On 22 November 1858, Forbes married Margaret Kemp, a young Irish girl who had arrived in May of that year. Almost overnight, Forbes was beset by debts accumulated by his new wife. He made it known that, as from 30 December 1858, he would not be answerable for these debts. In his frustration, he attempted to sell the store. However, his efforts failed.

On 23 February 1860, Forbes appeared in the Toodyay Police Court before JS Harris, JP, and L Lukin, JP. He was charged with selling spirituous and fermented liquors from an unlicensed store. The offences had occurred on 22 February. Police Constable Sullivan had visited the store four times that day and each time he had been served by Mrs Forbes. He had purchased and paid for one bottle of gin, one bottle of ale, and one bottle of porter. Further evidence was submitted concerning Forbes stocking and selling items of such like. Indeed, John Herbert was reported to have been seen drinking there. However, John Morris, employed by Forbes, gave evidence to the contrary. Nevertheless, Forbes was found guilty as charged and fined a sum of thirty pounds together with court expenses of nineteen shillings and sixpence.

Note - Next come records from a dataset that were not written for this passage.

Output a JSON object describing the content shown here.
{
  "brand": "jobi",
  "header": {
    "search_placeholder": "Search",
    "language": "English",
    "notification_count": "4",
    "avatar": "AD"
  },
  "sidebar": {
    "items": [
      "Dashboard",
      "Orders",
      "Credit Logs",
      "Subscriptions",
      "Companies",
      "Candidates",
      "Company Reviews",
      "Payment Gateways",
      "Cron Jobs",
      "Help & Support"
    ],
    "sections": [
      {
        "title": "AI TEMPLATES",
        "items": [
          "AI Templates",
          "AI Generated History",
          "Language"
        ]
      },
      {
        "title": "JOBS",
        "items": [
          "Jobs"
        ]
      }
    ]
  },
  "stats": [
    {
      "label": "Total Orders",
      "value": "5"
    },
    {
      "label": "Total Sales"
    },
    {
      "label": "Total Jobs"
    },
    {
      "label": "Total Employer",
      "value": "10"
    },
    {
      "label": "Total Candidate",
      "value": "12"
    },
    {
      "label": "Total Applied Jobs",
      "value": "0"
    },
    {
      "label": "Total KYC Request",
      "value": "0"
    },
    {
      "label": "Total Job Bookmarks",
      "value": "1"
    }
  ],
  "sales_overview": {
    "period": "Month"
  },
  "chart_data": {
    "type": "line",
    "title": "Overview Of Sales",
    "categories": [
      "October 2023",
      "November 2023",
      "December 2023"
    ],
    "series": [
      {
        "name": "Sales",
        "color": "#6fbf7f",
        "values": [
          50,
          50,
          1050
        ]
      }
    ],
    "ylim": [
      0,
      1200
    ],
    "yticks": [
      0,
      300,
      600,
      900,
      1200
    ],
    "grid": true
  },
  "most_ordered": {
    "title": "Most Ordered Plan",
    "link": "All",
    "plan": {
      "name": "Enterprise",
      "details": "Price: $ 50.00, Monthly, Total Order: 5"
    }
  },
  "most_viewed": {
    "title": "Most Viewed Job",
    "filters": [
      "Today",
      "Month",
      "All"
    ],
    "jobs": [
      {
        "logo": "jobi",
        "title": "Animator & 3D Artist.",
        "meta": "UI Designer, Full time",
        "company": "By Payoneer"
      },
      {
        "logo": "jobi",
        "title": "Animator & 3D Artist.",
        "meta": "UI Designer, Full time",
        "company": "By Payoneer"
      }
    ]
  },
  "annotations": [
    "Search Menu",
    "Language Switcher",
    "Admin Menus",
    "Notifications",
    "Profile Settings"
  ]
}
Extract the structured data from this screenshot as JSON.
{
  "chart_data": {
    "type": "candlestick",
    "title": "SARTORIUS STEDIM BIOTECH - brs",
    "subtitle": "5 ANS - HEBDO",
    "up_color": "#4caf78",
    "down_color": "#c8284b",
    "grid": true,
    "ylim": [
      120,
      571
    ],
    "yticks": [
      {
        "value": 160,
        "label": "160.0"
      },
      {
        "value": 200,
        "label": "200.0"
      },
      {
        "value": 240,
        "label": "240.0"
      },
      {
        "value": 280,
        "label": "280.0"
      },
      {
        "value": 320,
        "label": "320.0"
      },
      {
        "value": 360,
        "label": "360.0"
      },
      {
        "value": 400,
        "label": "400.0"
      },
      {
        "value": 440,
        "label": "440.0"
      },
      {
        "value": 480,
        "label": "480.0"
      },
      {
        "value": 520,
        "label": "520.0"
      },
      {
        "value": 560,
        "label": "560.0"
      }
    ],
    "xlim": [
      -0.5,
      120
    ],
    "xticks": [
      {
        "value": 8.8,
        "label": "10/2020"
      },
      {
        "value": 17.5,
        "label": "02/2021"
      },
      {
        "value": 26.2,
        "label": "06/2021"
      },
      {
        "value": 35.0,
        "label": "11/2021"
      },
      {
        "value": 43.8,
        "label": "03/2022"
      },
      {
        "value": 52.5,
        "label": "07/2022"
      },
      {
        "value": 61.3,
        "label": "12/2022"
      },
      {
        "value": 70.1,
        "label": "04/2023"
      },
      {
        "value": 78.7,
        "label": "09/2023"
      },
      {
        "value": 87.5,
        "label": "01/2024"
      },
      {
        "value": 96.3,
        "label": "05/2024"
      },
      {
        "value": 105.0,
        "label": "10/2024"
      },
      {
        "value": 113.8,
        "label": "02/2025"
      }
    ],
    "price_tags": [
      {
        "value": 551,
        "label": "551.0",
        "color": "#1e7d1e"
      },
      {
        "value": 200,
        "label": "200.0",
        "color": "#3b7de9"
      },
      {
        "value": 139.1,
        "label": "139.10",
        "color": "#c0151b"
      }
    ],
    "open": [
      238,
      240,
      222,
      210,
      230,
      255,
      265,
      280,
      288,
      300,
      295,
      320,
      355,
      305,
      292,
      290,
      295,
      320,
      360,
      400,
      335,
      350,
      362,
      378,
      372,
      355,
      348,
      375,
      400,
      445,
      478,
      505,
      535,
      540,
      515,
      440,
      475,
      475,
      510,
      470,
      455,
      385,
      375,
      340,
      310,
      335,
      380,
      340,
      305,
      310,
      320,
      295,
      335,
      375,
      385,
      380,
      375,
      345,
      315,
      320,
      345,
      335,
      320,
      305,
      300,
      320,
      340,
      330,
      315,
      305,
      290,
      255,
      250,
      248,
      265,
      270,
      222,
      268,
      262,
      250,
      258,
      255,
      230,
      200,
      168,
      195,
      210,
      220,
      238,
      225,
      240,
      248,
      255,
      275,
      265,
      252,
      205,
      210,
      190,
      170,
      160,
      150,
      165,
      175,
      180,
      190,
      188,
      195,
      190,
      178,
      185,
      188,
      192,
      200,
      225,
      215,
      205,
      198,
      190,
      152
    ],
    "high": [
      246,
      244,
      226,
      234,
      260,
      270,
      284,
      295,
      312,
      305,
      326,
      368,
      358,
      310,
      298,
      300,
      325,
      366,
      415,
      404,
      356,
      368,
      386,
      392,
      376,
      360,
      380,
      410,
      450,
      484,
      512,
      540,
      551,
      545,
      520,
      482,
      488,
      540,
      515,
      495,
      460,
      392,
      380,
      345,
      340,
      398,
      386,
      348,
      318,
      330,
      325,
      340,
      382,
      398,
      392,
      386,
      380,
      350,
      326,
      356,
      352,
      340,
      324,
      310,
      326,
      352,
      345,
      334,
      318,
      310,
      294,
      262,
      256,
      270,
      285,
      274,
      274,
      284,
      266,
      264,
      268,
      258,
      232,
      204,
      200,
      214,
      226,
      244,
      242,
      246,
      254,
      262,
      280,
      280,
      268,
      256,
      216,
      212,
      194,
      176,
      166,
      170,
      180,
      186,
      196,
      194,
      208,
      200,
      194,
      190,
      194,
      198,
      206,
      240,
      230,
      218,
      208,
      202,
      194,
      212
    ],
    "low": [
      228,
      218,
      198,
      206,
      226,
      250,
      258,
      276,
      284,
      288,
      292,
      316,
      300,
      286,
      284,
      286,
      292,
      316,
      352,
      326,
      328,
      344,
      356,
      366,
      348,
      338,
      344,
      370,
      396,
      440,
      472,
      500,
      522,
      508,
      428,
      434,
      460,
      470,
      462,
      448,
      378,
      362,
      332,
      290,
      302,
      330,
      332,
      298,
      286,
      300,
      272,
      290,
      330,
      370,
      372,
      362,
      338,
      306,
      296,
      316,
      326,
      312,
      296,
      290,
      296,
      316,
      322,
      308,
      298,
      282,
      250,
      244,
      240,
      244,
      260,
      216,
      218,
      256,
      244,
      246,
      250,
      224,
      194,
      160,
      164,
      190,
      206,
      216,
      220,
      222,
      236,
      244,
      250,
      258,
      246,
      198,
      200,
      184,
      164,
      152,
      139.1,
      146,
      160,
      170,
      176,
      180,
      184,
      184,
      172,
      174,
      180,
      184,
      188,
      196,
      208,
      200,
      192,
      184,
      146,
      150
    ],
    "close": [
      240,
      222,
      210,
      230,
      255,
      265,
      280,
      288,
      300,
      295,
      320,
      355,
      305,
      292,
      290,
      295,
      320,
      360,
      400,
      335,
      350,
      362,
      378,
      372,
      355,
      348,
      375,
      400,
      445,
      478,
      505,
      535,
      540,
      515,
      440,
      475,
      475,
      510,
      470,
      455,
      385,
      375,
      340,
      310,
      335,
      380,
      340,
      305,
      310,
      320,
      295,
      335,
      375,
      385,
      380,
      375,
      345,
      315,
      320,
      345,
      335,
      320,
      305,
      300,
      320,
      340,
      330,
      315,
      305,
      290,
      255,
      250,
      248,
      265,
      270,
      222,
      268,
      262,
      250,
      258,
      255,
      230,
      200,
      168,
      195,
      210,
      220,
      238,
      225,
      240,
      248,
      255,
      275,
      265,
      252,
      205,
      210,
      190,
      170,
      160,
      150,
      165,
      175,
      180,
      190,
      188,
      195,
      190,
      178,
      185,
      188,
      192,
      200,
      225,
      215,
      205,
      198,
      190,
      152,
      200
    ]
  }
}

During the next few years, Forbes applied for and was granted several nearby allotments. These included Toodyay sub-lot 3 which abutted lot R44 and measured 20 acres. He also obtained locations 390 and 143, much of which stood to the rear of sub-lot 3.

On 18 August 1868, Forbes sold the store on lot R44, together with the three other properties within its vicinity, to Saw for 250 pounds. Two years later, Forbes purchased lots R24, R25, R27 and R28, which he eventually sold to John Herbert Snr in 1892. Forbes was able to acquire other land in the Avon Valley, which he farmed for a living.